Dirk, his wife Karin and their two children, recently stayed at the Molenheide holiday park in Houthalen, Limburg province. As they relaxed in their pristine chalet, they didn’t realise that the park has a somewhat unusual source for its energy supply – pig manure.

The electricity powering the TV, cooker, fridge, microwave and all other electrical installations in the park’s wooden bungalows comes from pig waste. “To be honest, I don’t give much thought to sources of energy, but all credit to the owners here for coming up with such a novel idea,” says Dirk, a teacher from Antwerp.

It is feared that many European countries, including Belgium, will struggle to meet the EU’s 20% target for the use of renewables, such as solar and wind, by 2020. But Molenheide, a family-owned park that attracts 300,000 visitors annually, has stolen a march by introducing its own system of cutting CO2 emissions.

According to Marc Vanherk, sales manager at Molenheide, the bio-fuel system it has used since the spring of 2009 enables the park to slash its emissions output by an estimated 3,000 tonnes per year – and helps stabilise the amount it spends each year on electricity. The hope is that cost savings made to the park's annual energy bill will eventually be passed on to its customers.

How it works

Methane gases from pig manure, crops and basic agricultural “leftovers” produced at a nearby farm is processed and transported via a pipeline to Molenheide, where it supplies virtually all its electricity needs.

The electricity is used to heat bungalows on the site and also the park’s swimming pools which, previously consumed 350,000 litres of oil every year. Even in the event of a power outage, “this unique CO2-neutral power source” ensures that anyone staying at the park will never be without electricity, explains Vanherk.

“I think what we are doing here is really quite unique,” he says. “This is one of the biggest holiday parks in the whole country, and we are sourcing our electricity from one of the most reliable and environmental-friendly forms of energy. The method we use produces electricity for what effectively is a small village. If anyone else in Belgium can make such a claim, I would like to know who.”

The groundbreaking system was introduced after the park owners struck a deal with local farmer Piet Lavrijsen just 1.5 kilometres away. “Piet had a lot of experience in composting,” says Vanherk. “With fuel prices seemingly forever on the rise, we saw this as an opportunity to come to some arrangement to try to cut our annual energy costs and become less reliant on old-fashioned fossil fuels.”

The park had to change their electrical installations and install a special engine that itself operates on a mix of methanes and bio-fuel in order to pump the power source from the farm. “It required a lot of technical changes,” confirms Vanherk. “An underground connection links the farm to our park and to the furnace that powers our network of buildings and pools. It’s one of the most modern installations in Belgium.”

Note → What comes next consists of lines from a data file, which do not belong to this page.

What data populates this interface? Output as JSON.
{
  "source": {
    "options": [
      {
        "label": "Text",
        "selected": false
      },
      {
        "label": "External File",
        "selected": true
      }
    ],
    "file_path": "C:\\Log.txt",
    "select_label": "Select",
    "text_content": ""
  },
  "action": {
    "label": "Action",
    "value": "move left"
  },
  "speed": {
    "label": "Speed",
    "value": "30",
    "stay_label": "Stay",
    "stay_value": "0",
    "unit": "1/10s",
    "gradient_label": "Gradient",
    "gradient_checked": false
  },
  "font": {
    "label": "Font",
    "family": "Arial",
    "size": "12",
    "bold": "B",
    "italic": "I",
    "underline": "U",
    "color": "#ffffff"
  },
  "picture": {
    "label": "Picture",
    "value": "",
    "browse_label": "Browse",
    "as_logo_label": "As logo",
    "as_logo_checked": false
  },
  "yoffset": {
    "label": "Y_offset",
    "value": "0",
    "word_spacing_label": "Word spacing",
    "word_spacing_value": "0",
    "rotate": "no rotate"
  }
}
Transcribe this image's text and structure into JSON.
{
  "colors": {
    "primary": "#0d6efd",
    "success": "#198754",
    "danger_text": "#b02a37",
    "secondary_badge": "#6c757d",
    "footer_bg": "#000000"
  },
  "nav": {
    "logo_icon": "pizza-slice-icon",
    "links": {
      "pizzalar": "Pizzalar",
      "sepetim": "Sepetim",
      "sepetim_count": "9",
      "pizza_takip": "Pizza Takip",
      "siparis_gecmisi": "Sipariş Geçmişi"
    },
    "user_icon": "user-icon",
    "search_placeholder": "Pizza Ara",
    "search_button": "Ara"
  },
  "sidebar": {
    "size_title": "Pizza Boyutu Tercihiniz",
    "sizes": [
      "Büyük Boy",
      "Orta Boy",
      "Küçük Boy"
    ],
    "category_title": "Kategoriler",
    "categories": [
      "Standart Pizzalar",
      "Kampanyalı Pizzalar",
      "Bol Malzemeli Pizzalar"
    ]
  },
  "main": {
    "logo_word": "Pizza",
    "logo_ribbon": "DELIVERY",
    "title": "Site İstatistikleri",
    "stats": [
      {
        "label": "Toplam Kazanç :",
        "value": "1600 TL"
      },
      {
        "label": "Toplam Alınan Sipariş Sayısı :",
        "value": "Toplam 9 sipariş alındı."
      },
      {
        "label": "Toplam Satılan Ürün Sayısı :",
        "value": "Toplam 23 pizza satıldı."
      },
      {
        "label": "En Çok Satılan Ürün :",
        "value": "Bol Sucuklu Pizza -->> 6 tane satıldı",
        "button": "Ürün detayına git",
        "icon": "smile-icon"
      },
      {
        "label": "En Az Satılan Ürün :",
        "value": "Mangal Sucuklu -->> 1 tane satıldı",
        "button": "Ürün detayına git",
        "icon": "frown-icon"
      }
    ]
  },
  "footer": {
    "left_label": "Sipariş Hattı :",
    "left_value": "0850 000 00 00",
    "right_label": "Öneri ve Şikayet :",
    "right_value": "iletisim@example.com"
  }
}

Molenheide is now entirely run from renewable energy, putting them, says Vanherk, “at the forefront of efforts to cut CO2 emissions.” He sees this as a great advantage. “There is currently great uncertainty about the security of the energy supply, something highlighted last year when supplies to some EU countries like Slovenia were seriously disrupted by the dispute between Russia and Ukraine. The same could happen again but, because our energy is sourced from bio-fuels, we know we won’t be affected.”